Sunday, December 26, 2004

Overcoming Obstacles: Defining Moment

This entry into the blog covers a defining moment in my life. Out of this occurence came my business and the reason I defined my values and set goals to get to where I wanted to go...

Defining My Values & Setting My Goals.

In 1999, I lost my husband. He was a city manager of a small Texas town.

I was absolutely devastated by his death. Yet, life must go on!

During the weeks and months following his death, I realized that it was totally up to me to make my life work for me again.

It was up to me to fulfill my own goals and to gain peace of mind and satisfaction with my life. I started the process of doing that, but it probably took a good two years to work through all the garbage that fell upon me when my husband's death took place. By the third year, it got better, and by the fourth year, I began to feel human again. As I closed in on year five this Thanksgiving, I realized it was time to do everything I could to share my good fortune of "coming back."

Lots of folks contributed to my recovery. One who comes to mind right now is my Aunt Jo Ann.

After losing my husband, my Aunt Jo Ann (another widow) said to me "I know just how you feel. After your uncle died, out of all the things I missed, the thing I missed the most was my mind!"

There's more to this story which I might publish one of these days, however, to get back to the topic at hand which is how I recognized my values and defined my goals:

Be Determined: I Will Never Give Up

Probably about 100 plus times after that fateful Sunday night after our Thanksgiving Holiday in November of 1999 I sat down with a pen and paper to figure out where I was going to go from that point to get on with my life.

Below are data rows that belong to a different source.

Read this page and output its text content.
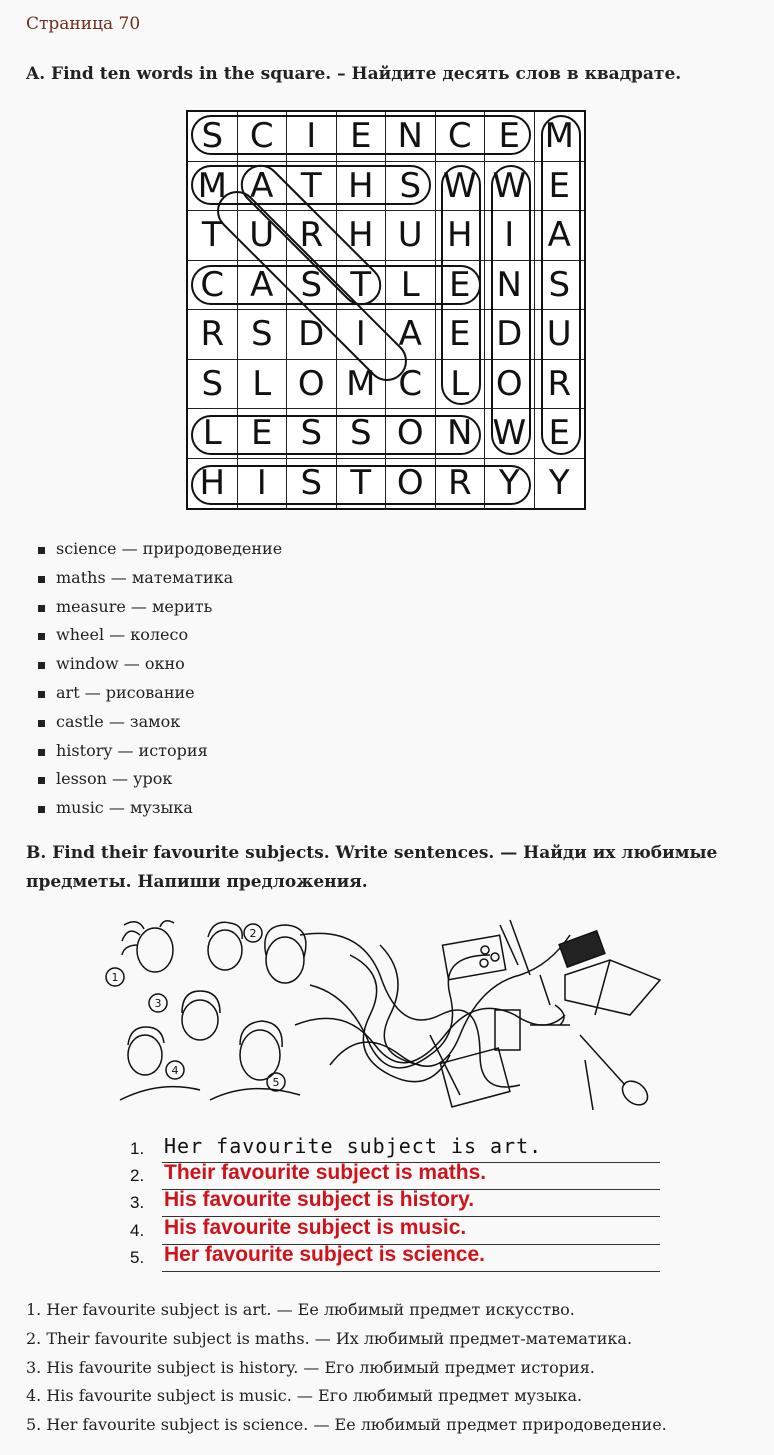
Страница 70
A. Find ten words in the square. – Найдите десять слов в квадрате.
S C I E N C E M
M A T H S W W E
T U R H U H I A
C A S T L E N S
R S D I A E D U
S L O M C L O R
L E S S O N W E
H I S T O R Y Y
science — природоведение
maths — математика
measure — мерить
wheel — колесо
window — окно
art — рисование
castle — замок
history — история
lesson — урок
music — музыка
B. Find their favourite subjects. Write sentences. — Найди их любимые предметы. Напиши предложения.
1
2
3
4
5
1. Her favourite subject is art.
2. Their favourite subject is maths.
3. His favourite subject is history.
4. His favourite subject is music.
5. Her favourite subject is science.
1. Her favourite subject is art. — Ее любимый предмет искусство.
2. Their favourite subject is maths. — Их любимый предмет-математика.
3. His favourite subject is history. — Его любимый предмет история.
4. His favourite subject is music. — Его любимый предмет музыка.
5. Her favourite subject is science. — Ее любимый предмет природоведение.
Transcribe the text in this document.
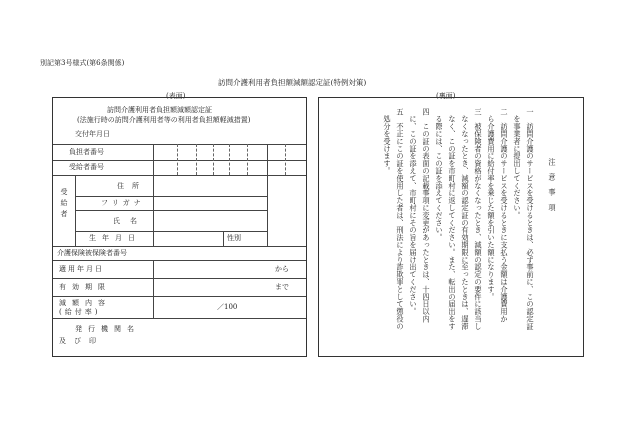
別記第3号様式(第6条関係)
訪問介護利用者負担額減額認定証(特例対策)
(表面)	(裏面)
訪問介護利用者負担額減額認定証
(法施行時の訪問介護利用者等の利用者負担額軽減措置)
交付年月日
負担者番号
受給者番号
受給者
住所
フリガナ
氏名
生年月日	性別
介護保険被保険者番号
適用年月日	から
有効期限	まで
減額内容
(給付率)
／100
発行機関名
及び印
注意事項
一　訪問介護のサービスを受けるときは、必ず事前に、この認定証
　を事業者に提出してください。
二　訪問介護のサービスを受けるときに支払う金額は介護費用か
　ら介護費用に給付率を乗じた額を引いた額になります。
三　被保険者の資格がなくなったとき、減額の認定の要件に該当し
　なくなったとき、減額の認定証の有効期限に至ったときは、遅滞
　なく、この証を市町村に返してください。また、転出の届出をす
　る際には、この証を添えてください。
四　この証の表面の記載事項に変更があったときは、十四日以内
　に、この証を添えて、市町村にその旨を届け出てください。
五　不正にこの証を使用した者は、刑法により詐欺罪として懲役の
　処分を受けます。
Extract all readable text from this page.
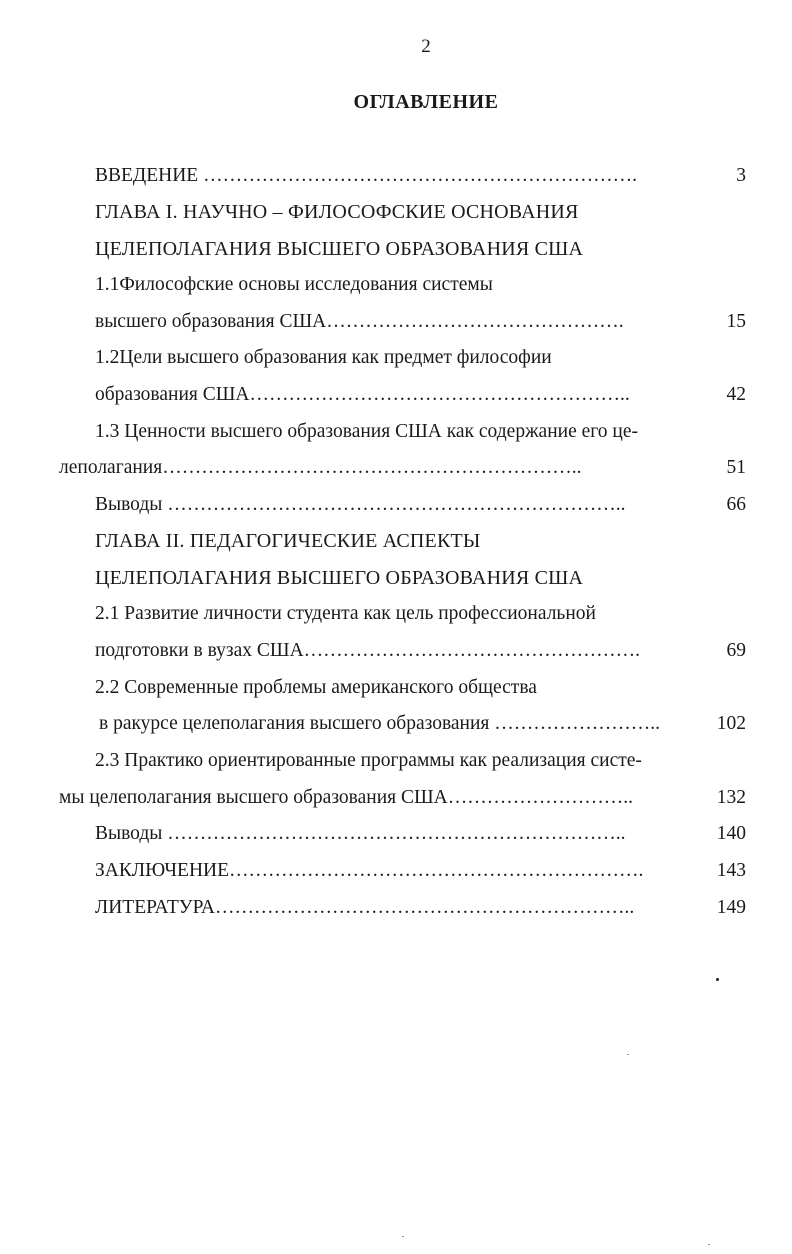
2
ОГЛАВЛЕНИЕ
ВВЕДЕНИЕ ………………………………………………………….	3
ГЛАВА I. НАУЧНО – ФИЛОСОФСКИЕ ОСНОВАНИЯ
ЦЕЛЕПОЛАГАНИЯ ВЫСШЕГО ОБРАЗОВАНИЯ США
1.1Философские основы исследования системы
высшего образования США……………………………………….	15
1.2Цели высшего образования как предмет философии
образования США…………………………………………………..	42
1.3 Ценности высшего образования США как содержание его це-
леполагания………………………………………………………..	51
Выводы ……………………………………………………………..	66
ГЛАВА II. ПЕДАГОГИЧЕСКИЕ АСПЕКТЫ
ЦЕЛЕПОЛАГАНИЯ ВЫСШЕГО ОБРАЗОВАНИЯ США
2.1 Развитие личности студента как цель профессиональной
подготовки в вузах США…………………………………………….	69
2.2 Современные проблемы американского общества
в ракурсе целеполагания высшего образования ……………………..	102
2.3 Практико ориентированные программы как реализация систе-
мы целеполагания высшего образования США………………………..	132
Выводы ……………………………………………………………..	140
ЗАКЛЮЧЕНИЕ……………………………………………………….	143
ЛИТЕРАТУРА………………………………………………………..	149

Some people have to try to quit smoking many, many times before they finally quit. For me, I had to work hard to get my life back together.

The main point to remember here is that I never gave up.

Gain Control
I started out right from the moment I realized Gary was dead and assessed the situation. The first thing you have to do after a disaster is to gain control and assess the damage and the assets you have left to work with. I shunned and eschewed victim thinking! I got control over my life.

Count Your Blessing (While Assessing the Damage)
Next, count your blessings. Yes, I had lost a wonderful part of my life but I looked for the lessons to be learned and for the silver lining that I could find from it.

I recognized right away that as a result of Gary's death, good or bad, I was the only one calling the shots.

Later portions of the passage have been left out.